By Chrispin Inambao
Namdeb Diamond Corporation last Friday announced its interim results for the first six months of 2007 indicating a slight decrease in revenue from the diamonds sold in comparison to the first half of 2006.
According to Namdeb Managing Director, Inge Zaamwani-Kamwi, carats sold are slightly ahead of the first half of 2006 and this was achieved by increased land production during the first half of 2007 and the favourable timing of the in-port periods of the marine vessels.

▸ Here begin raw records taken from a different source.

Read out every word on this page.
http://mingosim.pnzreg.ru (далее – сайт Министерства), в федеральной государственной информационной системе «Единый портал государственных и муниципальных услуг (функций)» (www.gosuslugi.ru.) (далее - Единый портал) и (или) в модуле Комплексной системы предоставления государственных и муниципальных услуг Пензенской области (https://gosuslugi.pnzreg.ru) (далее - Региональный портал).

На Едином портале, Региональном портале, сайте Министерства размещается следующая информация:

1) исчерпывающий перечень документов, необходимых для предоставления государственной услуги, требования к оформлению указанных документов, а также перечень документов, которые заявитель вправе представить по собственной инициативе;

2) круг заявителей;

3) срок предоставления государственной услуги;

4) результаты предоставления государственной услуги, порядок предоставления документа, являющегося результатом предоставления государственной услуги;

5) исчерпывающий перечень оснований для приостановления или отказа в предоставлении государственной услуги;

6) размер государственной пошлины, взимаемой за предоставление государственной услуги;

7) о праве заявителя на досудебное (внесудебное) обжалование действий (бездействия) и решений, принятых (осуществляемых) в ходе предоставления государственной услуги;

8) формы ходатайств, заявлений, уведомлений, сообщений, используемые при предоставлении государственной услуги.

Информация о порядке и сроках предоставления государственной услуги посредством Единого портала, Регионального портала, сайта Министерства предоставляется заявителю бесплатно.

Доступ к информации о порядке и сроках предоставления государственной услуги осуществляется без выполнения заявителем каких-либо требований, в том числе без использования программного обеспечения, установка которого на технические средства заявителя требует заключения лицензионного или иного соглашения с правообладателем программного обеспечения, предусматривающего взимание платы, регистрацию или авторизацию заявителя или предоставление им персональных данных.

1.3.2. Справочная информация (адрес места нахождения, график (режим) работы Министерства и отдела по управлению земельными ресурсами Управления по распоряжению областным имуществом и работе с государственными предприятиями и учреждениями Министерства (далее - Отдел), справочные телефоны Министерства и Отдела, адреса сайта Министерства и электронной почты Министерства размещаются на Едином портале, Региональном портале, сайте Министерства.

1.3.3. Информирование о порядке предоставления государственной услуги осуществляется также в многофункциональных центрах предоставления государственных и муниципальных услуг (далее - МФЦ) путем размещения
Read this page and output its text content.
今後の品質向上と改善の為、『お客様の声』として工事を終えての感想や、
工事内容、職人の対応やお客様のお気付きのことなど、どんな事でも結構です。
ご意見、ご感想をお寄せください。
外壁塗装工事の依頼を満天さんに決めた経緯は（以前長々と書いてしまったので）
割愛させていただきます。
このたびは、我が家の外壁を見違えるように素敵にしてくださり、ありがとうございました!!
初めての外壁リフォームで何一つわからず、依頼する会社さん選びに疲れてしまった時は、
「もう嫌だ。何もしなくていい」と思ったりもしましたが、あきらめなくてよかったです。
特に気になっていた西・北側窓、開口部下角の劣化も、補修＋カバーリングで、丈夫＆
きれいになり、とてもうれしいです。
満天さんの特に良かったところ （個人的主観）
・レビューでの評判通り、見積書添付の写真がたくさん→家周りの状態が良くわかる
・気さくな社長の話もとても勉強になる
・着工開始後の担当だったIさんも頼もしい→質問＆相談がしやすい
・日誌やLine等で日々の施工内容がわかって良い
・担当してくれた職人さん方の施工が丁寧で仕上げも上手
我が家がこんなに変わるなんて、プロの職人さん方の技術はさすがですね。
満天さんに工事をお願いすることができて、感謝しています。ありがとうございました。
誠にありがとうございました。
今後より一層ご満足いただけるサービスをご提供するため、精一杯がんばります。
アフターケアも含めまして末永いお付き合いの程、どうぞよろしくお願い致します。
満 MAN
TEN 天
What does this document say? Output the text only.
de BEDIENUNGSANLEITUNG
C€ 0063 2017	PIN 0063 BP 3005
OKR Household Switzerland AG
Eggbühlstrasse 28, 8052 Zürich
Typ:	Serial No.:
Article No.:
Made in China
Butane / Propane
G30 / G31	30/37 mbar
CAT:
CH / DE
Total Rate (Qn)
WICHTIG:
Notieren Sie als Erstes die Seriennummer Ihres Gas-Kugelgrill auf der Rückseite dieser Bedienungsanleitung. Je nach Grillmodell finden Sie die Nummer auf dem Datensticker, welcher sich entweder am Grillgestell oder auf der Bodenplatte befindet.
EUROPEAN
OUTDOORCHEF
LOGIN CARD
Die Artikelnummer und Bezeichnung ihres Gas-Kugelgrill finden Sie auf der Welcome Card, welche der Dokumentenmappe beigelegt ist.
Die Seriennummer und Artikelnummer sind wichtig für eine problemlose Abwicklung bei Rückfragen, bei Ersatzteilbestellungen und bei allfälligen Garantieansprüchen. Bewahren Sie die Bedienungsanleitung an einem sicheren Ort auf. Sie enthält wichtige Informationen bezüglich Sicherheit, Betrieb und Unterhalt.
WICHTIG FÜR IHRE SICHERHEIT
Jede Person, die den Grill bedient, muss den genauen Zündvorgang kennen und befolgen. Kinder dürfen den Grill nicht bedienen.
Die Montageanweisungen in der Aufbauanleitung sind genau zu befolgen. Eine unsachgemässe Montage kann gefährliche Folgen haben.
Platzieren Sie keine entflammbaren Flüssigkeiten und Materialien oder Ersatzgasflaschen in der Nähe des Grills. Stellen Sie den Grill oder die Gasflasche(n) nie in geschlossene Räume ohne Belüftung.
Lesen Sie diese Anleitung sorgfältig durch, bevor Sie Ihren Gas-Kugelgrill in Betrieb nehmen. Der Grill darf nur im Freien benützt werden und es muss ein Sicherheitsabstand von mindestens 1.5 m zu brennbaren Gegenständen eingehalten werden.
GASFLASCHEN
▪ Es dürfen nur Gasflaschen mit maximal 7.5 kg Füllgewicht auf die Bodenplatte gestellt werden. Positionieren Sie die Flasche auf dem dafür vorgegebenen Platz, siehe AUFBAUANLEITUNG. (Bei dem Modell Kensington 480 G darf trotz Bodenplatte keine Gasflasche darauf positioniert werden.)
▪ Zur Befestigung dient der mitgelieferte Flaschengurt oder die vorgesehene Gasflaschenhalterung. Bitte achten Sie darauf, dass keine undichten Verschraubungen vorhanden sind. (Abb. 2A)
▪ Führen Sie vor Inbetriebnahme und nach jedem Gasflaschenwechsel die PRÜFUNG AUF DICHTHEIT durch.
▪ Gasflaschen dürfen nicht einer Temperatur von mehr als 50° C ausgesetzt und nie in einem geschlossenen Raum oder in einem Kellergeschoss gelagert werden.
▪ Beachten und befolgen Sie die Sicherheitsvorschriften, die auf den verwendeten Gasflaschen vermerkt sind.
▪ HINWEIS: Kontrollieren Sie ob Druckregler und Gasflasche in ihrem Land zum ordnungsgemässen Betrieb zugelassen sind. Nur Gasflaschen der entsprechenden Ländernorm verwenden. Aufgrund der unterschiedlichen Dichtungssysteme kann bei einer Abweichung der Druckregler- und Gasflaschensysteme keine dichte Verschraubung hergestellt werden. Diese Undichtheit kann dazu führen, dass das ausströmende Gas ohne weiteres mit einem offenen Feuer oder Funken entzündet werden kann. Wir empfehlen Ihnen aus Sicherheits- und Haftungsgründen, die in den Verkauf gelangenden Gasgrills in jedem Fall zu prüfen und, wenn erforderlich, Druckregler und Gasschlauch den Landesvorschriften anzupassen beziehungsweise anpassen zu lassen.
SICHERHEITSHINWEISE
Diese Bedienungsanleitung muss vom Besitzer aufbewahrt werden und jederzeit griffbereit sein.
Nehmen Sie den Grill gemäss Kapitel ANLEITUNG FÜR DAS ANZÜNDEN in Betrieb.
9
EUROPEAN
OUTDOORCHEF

The diamond sales revenue was lower by 9 percent at N$2.3 billion compared to the first six months of last year, which was N$2.6 billion and this was mainly due to the effect of the price correction in the rough diamond market in the second half of 2006. On a positive note, profit before tax increased to N$555 million compared N$475 million during the same period in 2006, a 17 percent improvement due to the decrease in prospecting charges and other operating expenses. Taxation for the half year amounts to N$406 million (2006: N$435 million), which represents 73 percent of pre tax profits (2006: 92 percent).
Prospecting and Research and Development charges in the first half of 2007 had decreased due to the Marine Dredging project expenses incurred in 2006 not being repeated in 2007.
Other operating expenses decreased due to the arrangements of the new sales agreement coming into effect in 2007 which led to the establishment of Namibia Diamond Trading Company (NDTC) – a 50:50 joint venture marketing company responsible for valuing, sorting, selling and marketing of Namdeb’s production.
General performance of the first half of 2007 shows an increase in net profit compared to the same period last year. This was achieved by increased production during the first half of 2007. It is anticipated that this performance will not be repeated in the second half of 2007, resulting in the forecast net profit for the full year being lower than achieved for the full year in 2006. The main reasons for this is the timing of the marine vessels’ in-port periods, the effect of the recent fire at No 3-Plant and the timing of major projects like new mini-mines and Pocket Beaches Phase 2.
The fire-ravaged plant will be out of action for several months before it resumes production according the alluvial diamond giant said earlier.
The diamond entity a joint venture between the Namibian Government and De Beers has in recent years made huge capital injections aimed at extracting marine deposits as gems on-land gradually become depleted.
These investments involving state-of-the-art technological advancements runs into hundreds of millions of Namibian dollars.
Diamond mining is one of the mainstays of the local economy contributing significantly to the country’s Gross Domestic Product (GDP).